Wednesday, July 26, 2017

At Myanmar's film awards, change is in the air

Former Minister for Information U Kyaw Hsan speaks at the 2010 Academy Awards, held in Nay Pyi Taw in January. (Yadanar/The Myanmar Times)Former Minister for Information U Kyaw Hsan speaks at the 2010 Academy Awards, held in Nay Pyi Taw in January. (Yadanar/The Myanmar Times)

After six years, Myanmar’s Academy Awards are returning home. Handed out in Nay Pyi Taw since 2006, the ceremony for the best films of the 2011 calendar year will be held in Yangon later this month – the city in which the awards began, way back in 1952.

That is not the only change for the film industry’s night of nights. The Sunday, December 30 ceremony will begin at 3pm, rather than 6pm, so that the broadcast is not cut off at 8pm for the national news.

But the most important difference with past years is that judges have the freedom to give the awards to the most deserving films and actors, rather than those that will not offend the tastes of the Minister for Information.

Tekkatho Yin Yin Lae, one of 17 members on the judging panel, said judges were elated at the lack of interference from the Ministry of Information this year.

“In previous years, there was another selection stage after our final assessment at the Ministry of Information. But this year the final assessment was really the final stage and the minister said that he will not veto our decisions. So I think this year there will be justice,” she told The Myanmar Times.

The changes come after long-serving Minister for Information U Kyaw Hsan was replaced by U Aung Kyi in August.

The judging panel, which comprises directors, artists and technical experts, considered 15 films released in 2011 for the prizes.

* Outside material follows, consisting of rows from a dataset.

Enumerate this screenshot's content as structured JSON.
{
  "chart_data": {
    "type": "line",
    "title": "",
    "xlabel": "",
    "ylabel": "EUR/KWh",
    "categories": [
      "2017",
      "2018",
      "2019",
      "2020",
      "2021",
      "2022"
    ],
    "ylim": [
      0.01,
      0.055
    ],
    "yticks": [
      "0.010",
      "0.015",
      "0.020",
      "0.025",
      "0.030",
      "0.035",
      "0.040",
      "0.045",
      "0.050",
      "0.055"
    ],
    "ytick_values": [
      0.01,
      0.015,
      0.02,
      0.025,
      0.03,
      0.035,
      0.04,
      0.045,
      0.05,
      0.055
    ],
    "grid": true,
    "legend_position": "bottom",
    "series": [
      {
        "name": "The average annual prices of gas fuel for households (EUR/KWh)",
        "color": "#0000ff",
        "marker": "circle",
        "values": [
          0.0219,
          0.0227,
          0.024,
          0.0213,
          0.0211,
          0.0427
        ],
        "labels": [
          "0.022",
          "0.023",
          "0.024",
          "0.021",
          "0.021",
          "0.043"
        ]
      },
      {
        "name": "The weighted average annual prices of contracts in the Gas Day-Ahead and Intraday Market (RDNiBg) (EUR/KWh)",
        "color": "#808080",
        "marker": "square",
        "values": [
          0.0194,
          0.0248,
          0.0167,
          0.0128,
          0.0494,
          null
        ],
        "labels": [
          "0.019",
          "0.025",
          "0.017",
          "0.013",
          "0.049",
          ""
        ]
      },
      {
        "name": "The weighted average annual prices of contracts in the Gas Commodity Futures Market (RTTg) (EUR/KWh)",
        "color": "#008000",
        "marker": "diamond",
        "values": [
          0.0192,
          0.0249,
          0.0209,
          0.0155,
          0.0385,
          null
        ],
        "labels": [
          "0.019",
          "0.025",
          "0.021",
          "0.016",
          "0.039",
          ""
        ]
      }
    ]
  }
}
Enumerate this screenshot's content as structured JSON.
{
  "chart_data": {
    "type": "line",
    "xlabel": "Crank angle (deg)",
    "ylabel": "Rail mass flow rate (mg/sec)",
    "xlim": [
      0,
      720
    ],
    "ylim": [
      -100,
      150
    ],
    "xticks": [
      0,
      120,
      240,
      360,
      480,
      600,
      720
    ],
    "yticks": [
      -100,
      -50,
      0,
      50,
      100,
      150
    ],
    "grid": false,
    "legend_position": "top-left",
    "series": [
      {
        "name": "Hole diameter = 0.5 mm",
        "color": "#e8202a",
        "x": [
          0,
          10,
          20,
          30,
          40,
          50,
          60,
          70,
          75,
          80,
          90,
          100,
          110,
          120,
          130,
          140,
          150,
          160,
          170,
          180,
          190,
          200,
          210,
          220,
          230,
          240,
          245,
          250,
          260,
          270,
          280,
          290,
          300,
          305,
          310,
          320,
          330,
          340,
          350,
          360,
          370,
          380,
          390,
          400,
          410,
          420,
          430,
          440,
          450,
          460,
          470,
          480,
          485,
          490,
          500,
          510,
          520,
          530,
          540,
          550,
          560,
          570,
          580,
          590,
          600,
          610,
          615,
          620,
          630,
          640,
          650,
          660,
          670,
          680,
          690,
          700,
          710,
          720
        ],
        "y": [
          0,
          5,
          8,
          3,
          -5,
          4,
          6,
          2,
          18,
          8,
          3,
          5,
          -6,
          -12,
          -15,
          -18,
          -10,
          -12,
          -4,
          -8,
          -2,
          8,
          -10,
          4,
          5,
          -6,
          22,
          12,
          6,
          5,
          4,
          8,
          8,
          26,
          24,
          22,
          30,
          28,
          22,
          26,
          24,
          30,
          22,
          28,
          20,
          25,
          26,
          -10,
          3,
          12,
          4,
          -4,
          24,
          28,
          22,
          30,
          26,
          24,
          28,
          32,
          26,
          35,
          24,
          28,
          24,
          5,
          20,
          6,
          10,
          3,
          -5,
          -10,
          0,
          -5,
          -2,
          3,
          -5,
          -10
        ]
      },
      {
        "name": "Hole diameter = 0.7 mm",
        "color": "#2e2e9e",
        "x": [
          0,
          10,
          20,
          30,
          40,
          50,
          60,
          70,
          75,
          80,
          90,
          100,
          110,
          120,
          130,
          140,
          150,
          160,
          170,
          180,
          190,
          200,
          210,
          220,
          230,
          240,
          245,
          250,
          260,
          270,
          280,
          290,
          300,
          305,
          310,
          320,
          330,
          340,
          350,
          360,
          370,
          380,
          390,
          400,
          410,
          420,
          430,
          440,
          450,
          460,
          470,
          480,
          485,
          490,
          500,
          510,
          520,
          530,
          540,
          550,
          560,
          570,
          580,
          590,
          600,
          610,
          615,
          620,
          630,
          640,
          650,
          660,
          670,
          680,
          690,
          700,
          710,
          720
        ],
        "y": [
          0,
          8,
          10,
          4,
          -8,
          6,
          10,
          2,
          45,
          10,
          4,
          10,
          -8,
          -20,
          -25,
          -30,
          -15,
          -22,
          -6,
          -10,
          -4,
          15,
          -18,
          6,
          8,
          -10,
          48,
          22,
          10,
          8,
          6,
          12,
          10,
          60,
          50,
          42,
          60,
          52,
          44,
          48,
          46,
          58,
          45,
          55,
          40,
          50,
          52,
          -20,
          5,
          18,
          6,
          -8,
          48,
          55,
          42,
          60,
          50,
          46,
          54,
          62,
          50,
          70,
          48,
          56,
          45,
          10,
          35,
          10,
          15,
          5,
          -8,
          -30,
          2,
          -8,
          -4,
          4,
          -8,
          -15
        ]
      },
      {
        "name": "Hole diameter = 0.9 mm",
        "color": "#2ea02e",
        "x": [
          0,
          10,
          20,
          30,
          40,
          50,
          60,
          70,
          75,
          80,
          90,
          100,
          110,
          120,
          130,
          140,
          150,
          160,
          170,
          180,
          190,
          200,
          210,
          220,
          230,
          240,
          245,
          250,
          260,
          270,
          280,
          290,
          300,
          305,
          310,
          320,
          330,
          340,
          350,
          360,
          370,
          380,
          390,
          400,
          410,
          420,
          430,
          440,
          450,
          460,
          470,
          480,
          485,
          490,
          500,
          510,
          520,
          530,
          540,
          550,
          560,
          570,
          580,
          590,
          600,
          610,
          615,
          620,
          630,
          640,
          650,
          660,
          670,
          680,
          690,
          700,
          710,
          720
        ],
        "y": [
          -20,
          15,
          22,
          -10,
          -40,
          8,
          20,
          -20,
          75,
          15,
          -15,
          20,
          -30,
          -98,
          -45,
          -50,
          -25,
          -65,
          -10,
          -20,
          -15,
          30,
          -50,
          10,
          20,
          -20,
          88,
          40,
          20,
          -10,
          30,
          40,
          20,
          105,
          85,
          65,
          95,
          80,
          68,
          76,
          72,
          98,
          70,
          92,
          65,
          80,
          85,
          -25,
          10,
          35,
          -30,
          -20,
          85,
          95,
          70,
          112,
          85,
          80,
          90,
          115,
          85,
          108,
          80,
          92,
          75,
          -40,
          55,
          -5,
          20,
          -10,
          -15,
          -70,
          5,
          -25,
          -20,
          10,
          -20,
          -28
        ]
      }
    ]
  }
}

The films expected to share the 11 awards are Htar Wara Alintanmyar (Eternal Lights), Wit Kyawe (The Fate), Yin Kwal Nar (The Pain of a Broken Heart), Pan Kyar Withmone (The Pollen of a Lotus Flower) and A Mwe Za Yar (A Web of Inherit).

Tekkatho Yin Yin Lae said judges were heartened by a noticeable increase in both the quality and quantity of eligible films.

“This year was more competitive than in the past. For example, Htar Wara Alintanmyar looked as though it would have been quite difficult to shoot. You can see this is a good film from the first time you watch it. And you can appreciate it even more when you watch it a second time,” she said.

“I am glad to see such improvements in the movie industry.”

But judges were divided over which films should take home the top awards, Tekkatho Yin Yin Lae said, adding that she preferred to recognise films with actors and directors that had never previously received an Academy Award.

“For example, I chose a comedian this year for Best Male Supporting Actor. I think most of the judges will agree with me,” she said.